Am Sonntag versammelten sich Tausende Unterstützer Berlusconis zu einer Demonstration vor seinem Haus in Rom. Die Anhänger feierten ihn als "Märtyrer der Freiheit" und verlangten: "Schluss mit der politischen Justiz". Als Berlusconi sich zeigte, wurde er von der Menge mit Ovationen empfangen. Ihre Nähe und Unterstützung entschädigten ihn für den Schmerz und das große Leid der vergangenen Tage, rief der Cavaliere seinen Anhängern zu. Er bezeichnete sich erneut als unschuldig und damit als Opfer der Justiz, bekräftigte zugleich aber auch, die Regierung müsse ihr Reformwerk fortsetzen. Zudem sagte Berlusconi kämpferisch: "Hier bin ich und hier bleibe ich."

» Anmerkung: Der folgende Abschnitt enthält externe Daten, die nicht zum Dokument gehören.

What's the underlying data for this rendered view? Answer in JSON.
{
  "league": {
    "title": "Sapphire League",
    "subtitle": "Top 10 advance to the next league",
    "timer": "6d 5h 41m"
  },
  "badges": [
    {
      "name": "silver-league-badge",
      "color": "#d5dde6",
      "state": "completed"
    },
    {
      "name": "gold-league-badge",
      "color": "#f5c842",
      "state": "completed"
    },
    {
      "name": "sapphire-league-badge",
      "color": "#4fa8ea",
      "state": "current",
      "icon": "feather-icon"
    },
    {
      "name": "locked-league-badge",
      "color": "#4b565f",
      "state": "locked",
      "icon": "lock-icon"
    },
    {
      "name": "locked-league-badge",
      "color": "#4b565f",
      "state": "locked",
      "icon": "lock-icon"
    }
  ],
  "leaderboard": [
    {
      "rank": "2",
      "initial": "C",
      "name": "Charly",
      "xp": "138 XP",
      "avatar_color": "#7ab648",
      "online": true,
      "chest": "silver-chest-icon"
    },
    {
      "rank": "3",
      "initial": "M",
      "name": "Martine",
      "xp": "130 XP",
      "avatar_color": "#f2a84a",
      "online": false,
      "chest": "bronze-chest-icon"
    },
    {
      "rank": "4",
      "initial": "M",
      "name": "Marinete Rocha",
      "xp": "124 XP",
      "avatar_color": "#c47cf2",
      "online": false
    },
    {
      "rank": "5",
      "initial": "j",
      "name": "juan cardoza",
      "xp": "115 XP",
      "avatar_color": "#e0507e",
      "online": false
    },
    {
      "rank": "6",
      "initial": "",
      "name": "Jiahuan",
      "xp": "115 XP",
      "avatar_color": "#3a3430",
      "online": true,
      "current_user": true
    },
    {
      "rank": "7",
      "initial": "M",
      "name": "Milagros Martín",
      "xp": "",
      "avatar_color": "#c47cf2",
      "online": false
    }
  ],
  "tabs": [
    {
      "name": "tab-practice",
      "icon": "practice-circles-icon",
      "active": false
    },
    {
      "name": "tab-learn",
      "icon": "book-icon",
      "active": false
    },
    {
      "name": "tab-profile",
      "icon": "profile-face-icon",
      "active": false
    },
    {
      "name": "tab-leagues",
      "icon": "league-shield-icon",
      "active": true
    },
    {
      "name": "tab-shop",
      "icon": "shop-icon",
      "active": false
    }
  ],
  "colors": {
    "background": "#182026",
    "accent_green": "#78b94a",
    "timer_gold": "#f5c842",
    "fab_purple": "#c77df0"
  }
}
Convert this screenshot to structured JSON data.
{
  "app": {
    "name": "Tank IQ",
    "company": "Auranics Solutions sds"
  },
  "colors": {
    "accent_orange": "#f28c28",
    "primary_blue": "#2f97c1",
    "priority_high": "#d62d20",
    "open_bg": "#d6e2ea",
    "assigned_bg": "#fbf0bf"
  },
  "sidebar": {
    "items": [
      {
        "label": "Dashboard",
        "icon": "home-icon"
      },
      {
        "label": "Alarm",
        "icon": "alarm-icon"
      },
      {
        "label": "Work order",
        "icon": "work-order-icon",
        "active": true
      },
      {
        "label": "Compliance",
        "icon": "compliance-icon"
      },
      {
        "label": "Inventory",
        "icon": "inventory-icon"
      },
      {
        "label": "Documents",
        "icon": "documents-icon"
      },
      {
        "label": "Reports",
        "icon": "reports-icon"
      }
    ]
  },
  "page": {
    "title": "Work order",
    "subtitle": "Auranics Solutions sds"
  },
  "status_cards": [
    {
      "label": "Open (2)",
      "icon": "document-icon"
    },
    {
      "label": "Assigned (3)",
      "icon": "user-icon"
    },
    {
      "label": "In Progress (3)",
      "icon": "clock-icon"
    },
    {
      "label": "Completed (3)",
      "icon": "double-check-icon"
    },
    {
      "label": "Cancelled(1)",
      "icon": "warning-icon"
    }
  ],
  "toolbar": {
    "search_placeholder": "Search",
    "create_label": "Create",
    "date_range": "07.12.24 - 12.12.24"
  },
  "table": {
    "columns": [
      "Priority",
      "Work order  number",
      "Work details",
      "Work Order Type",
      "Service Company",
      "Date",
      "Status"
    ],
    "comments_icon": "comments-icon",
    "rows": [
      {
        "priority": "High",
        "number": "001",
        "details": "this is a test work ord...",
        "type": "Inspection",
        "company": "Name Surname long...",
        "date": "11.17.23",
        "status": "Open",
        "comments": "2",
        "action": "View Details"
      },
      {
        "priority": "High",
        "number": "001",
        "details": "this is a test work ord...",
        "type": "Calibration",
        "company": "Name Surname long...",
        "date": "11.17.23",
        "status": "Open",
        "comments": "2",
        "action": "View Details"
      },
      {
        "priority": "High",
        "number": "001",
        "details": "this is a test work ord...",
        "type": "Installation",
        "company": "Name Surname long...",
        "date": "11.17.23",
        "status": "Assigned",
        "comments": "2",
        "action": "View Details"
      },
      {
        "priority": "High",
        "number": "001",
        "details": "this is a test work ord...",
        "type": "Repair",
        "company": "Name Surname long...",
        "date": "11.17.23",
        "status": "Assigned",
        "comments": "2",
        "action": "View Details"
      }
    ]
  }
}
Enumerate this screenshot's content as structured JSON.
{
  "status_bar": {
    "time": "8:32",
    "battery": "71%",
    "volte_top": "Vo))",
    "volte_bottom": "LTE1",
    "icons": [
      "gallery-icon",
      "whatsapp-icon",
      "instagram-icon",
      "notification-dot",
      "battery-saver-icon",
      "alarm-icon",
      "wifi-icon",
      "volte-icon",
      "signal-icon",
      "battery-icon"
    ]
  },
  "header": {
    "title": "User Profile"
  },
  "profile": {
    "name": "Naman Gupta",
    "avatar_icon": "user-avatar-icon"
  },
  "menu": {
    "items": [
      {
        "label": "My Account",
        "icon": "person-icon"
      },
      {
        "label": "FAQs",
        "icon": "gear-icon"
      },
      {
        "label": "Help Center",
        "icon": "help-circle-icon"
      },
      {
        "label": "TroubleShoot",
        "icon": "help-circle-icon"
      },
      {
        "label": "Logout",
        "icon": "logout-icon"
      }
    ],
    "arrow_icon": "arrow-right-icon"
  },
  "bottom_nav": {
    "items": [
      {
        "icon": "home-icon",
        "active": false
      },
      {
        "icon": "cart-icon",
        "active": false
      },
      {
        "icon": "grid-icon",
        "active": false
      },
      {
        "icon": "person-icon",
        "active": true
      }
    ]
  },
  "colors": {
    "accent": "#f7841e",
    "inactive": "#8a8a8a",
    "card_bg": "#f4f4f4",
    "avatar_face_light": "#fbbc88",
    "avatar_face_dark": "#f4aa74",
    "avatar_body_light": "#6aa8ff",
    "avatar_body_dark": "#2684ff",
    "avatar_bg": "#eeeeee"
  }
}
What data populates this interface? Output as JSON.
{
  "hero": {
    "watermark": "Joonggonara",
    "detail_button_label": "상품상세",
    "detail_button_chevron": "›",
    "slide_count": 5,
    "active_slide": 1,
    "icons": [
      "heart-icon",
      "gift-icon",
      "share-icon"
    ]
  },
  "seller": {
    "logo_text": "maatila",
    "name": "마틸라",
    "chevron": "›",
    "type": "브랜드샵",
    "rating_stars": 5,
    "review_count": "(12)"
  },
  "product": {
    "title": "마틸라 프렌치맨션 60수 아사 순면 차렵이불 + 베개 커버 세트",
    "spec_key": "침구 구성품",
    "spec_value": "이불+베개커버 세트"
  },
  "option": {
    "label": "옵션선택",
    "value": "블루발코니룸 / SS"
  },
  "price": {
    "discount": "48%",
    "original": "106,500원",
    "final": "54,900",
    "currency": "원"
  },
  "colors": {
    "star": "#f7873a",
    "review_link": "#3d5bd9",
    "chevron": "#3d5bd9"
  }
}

Mit ihren Forderungen nach einer Amnestie und der Androhung von Konsequenzen befeuerten PdL-Politiker Ängste vor einer erneuten Regierungskrise. "Entweder schafft es die Politik, Lösungen zu finden (...), oder Italien riskiert wirklich eine Form des Bürgerkriegs mit ungewissen Folgen für alle", sagte PdL-Senator Sandro Bondi, der viel Kritik für seine Aussage bekam.
Nach einer Krisensitzung der PdL hatten die Abgeordneten und Minister ein Ultimatum gestellt: Wenn Napolitano keine Amnestie für Berlusconi erlässt, wollen sie ihre Ämter aufgeben. "Wenn es darum geht, unsere Ideale zu verteidigen (...), sind wir zum Rücktritt bereit", sagte Parteichef Angelino Alfano. Das Kabinett von Regierungschef Enrico Letta wird von einer Koalition aus Berlusconis konservativer PdL und der linken Demokratischen Partei (PD) getragen. Sollten die PdL-Politiker ihre Drohung wahr machen, wäre die Regierung in dem Krisenland am Ende.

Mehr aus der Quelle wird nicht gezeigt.